In June 2023, States at the United Nations adopted a new framework for governing the global ocean commons. The BBNJ Agreement ("High Seas Treaty"), which was nearly 20 years in the making, has many different faces. Substantively, it governs the use of marine genetic resources from the ocean commons, but also aims for ocean conservation through marine protected areas and environmental impact assessments. Structurally, the Agreement was negotiated under the United Nations Convention on the Law of the Sea (UNCLOS), but its institutional elements are more akin to those in multilateral environmental treaties. And conceptually, it marries two central but often contrasting notions in the law of the sea, the freedom of the high seas and the common heritage of humankind.
How did the negotiators reconcile these seemingly contradictory strands? Does the resulting text mark a break from or a continuation of our approach to the global ocean commons? And how does the Agreement fit in with other global efforts to manage shared spaces and resources? This seminar will provide a view on the negotiations from the conference floor, shedding light on the main controversies and the compromises reached. It also paints the bigger picture, exploring whether the Agreement may help or hinder global efforts to tackle the triple planetary crisis of climate change, biodiversity loss, and pollution.
Speakers
Bart Smit Duijzentkunst is a Visiting Fellow at the EUI Law Department, and on sabbatical research leave from the Division for Ocean Affairs and the Law of the Sea (DOALOS) of the Office Legal Affairs of the United Nations. As a member of the secretariat to the BBNJ Intergovernmental Conference, Bart was closely involved with the negotiations and the drafting of the BBNJ Agreement.

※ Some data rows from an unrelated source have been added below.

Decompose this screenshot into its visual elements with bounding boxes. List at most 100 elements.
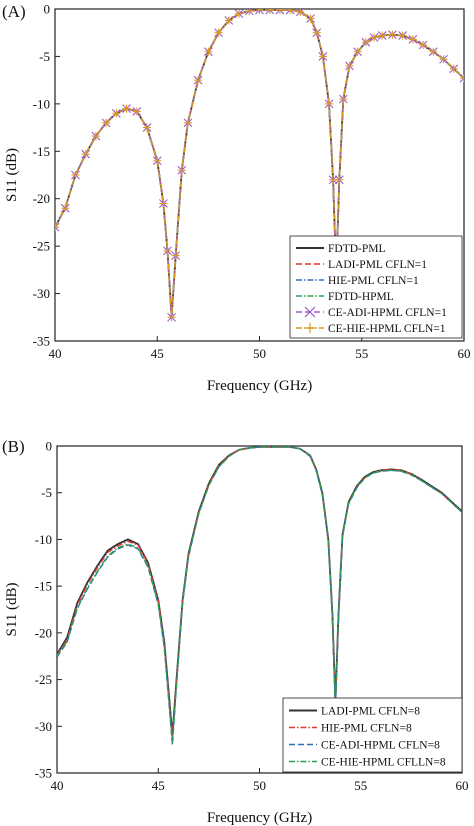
- data-point-marker: [132, 107, 141, 116]
- data-point-marker: [55, 222, 60, 232]
- x-tick-label: 50: [253, 346, 266, 361]
- data-point-marker: [102, 118, 111, 127]
- legend-box: [289, 235, 463, 339]
- data-point-marker: [255, 9, 264, 14]
- data-point-marker: [460, 74, 464, 83]
- data-point-marker: [312, 28, 321, 37]
- data-point-marker: [163, 246, 172, 255]
- y-axis-label: S11 (dB): [4, 148, 20, 202]
- data-point-marker: [398, 31, 407, 40]
- y-tick-label: -35: [35, 766, 52, 781]
- data-point-marker: [194, 76, 203, 85]
- data-point-marker: [408, 35, 417, 44]
- data-point-marker: [378, 31, 387, 40]
- y-tick-label: -20: [35, 625, 52, 640]
- y-tick-label: 0: [44, 2, 51, 17]
- x-tick-label: 45: [151, 346, 164, 361]
- y-tick-label: -25: [33, 239, 50, 254]
- data-point-marker: [306, 14, 315, 23]
- legend-entry-label: HIE-PML CFLN=8: [321, 723, 412, 735]
- series-line-2: [57, 446, 462, 739]
- data-point-marker: [91, 132, 100, 141]
- y-tick-label: -15: [33, 144, 50, 159]
- x-tick-label: 60: [456, 778, 469, 793]
- legend-entry-label: FDTD-HPML: [328, 291, 394, 303]
- data-point-marker: [459, 73, 464, 83]
- data-point-marker: [370, 33, 379, 42]
- data-point-marker: [361, 38, 370, 47]
- data-point-marker: [122, 104, 131, 113]
- data-point-marker: [167, 313, 176, 322]
- legend-marker: [304, 306, 316, 318]
- x-tick-label: 55: [354, 778, 367, 793]
- y-tick-label: -10: [33, 96, 50, 111]
- legend-entry-label: HIE-PML CFLN=1: [328, 275, 419, 287]
- data-point-marker: [339, 95, 348, 104]
- data-layer: [57, 446, 462, 746]
- y-tick-label: -20: [33, 191, 50, 206]
- x-tick-label: 50: [253, 778, 266, 793]
- data-point-marker: [429, 47, 438, 56]
- data-point-marker: [353, 47, 362, 56]
- legend: FDTD-PML LADI-PML CFLN=1 HIE-PML CFLN=1 FDT…: [289, 235, 463, 339]
- chart-panel-b: (B) 40 45 50 55 60 0 -5 -10 -15 -20 -25 -30 -35 Freque…: [2, 437, 469, 826]
- y-tick-label: -10: [35, 532, 52, 547]
- legend-entry-label: LADI-PML CFLN=8: [321, 706, 420, 718]
- data-point-marker: [153, 156, 162, 165]
- data-point-marker: [112, 109, 121, 118]
- data-point-marker: [439, 55, 448, 64]
- x-axis-label: Frequency (GHz): [207, 378, 312, 394]
- chart-panel-a: (A) 40 45 50 55 60 0 -5 -10 -15 -20 -25 -30 -35 Freque…: [2, 2, 471, 395]
- data-point-marker: [318, 52, 327, 61]
- x-tick-label: 60: [458, 346, 471, 361]
- x-axis-label: Frequency (GHz): [207, 810, 312, 826]
- panel-label: (B): [2, 437, 25, 456]
- y-tick-label: -35: [33, 334, 50, 349]
- data-point-marker: [183, 118, 192, 127]
- data-layer: [55, 9, 464, 322]
- x-tick-label: 40: [51, 778, 64, 793]
- data-point-marker: [235, 9, 244, 18]
- x-tick-label: 40: [49, 346, 62, 361]
- data-point-marker: [71, 171, 80, 179]
- legend: LADI-PML CFLN=8 HIE-PML CFLN=8 CE-ADI-HPML…: [282, 697, 463, 773]
- series-line-1: [57, 446, 462, 736]
- data-point-marker: [55, 223, 59, 232]
- data-point-marker: [275, 9, 284, 14]
- panel-label: (A): [2, 2, 26, 21]
- data-point-marker: [265, 9, 274, 14]
- x-tick-label: 55: [355, 346, 368, 361]
- data-point-marker: [419, 41, 428, 50]
- data-point-marker: [286, 9, 295, 14]
- data-point-marker: [449, 64, 458, 73]
- data-point-marker: [345, 61, 354, 70]
- data-point-marker: [171, 251, 180, 260]
- data-point-marker: [388, 30, 397, 39]
- y-tick-label: -25: [35, 672, 52, 687]
- legend-entry-label: CE-HIE-HPML CFLLN=8: [321, 757, 446, 769]
- series-line-3: [57, 446, 462, 746]
- y-tick-label: 0: [46, 439, 53, 454]
- y-tick-label: -5: [41, 485, 52, 500]
- data-point-marker: [61, 204, 70, 213]
- legend-entry-label: CE-HIE-HPML CFLN=1: [328, 323, 446, 335]
- data-point-marker: [335, 175, 344, 184]
- data-point-marker: [81, 150, 90, 159]
- data-point-marker: [325, 99, 334, 108]
- data-point-marker: [177, 166, 186, 175]
- data-point-marker: [224, 16, 233, 25]
- y-tick-label: -5: [39, 49, 50, 64]
- y-tick-label: -30: [35, 719, 52, 734]
- data-point-marker: [214, 28, 223, 37]
- series-line-4: [57, 446, 462, 744]
- legend-entry-label: CE-ADI-HPML CFLN=8: [321, 740, 440, 752]
- data-point-marker: [296, 9, 305, 16]
- y-tick-label: -30: [33, 286, 50, 301]
- data-point-marker: [143, 123, 152, 132]
- y-axis-label: S11 (dB): [4, 582, 20, 636]
- x-tick-label: 45: [152, 778, 165, 793]
- legend-entry-label: CE-ADI-HPML CFLN=1: [328, 307, 447, 319]
- y-tick-label: -15: [35, 579, 52, 594]
- legend-entry-label: LADI-PML CFLN=1: [328, 259, 427, 271]
- data-point-marker: [245, 9, 254, 15]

Ríán Derrig is a Postdoctoral Fellow at the Sasakawa Global Ocean Institute of the World Maritime University, a university within the United Nations system in Malmö, Sweden. Ríán was involved in the BBNJ negotiations as a legal advisor to State delegations. His book, The New Haven School: American International Law, is forthcoming with Oxford University Press in 2024.
Discussants
Dimitris Panousos is a Law PhD researcher at the EUI.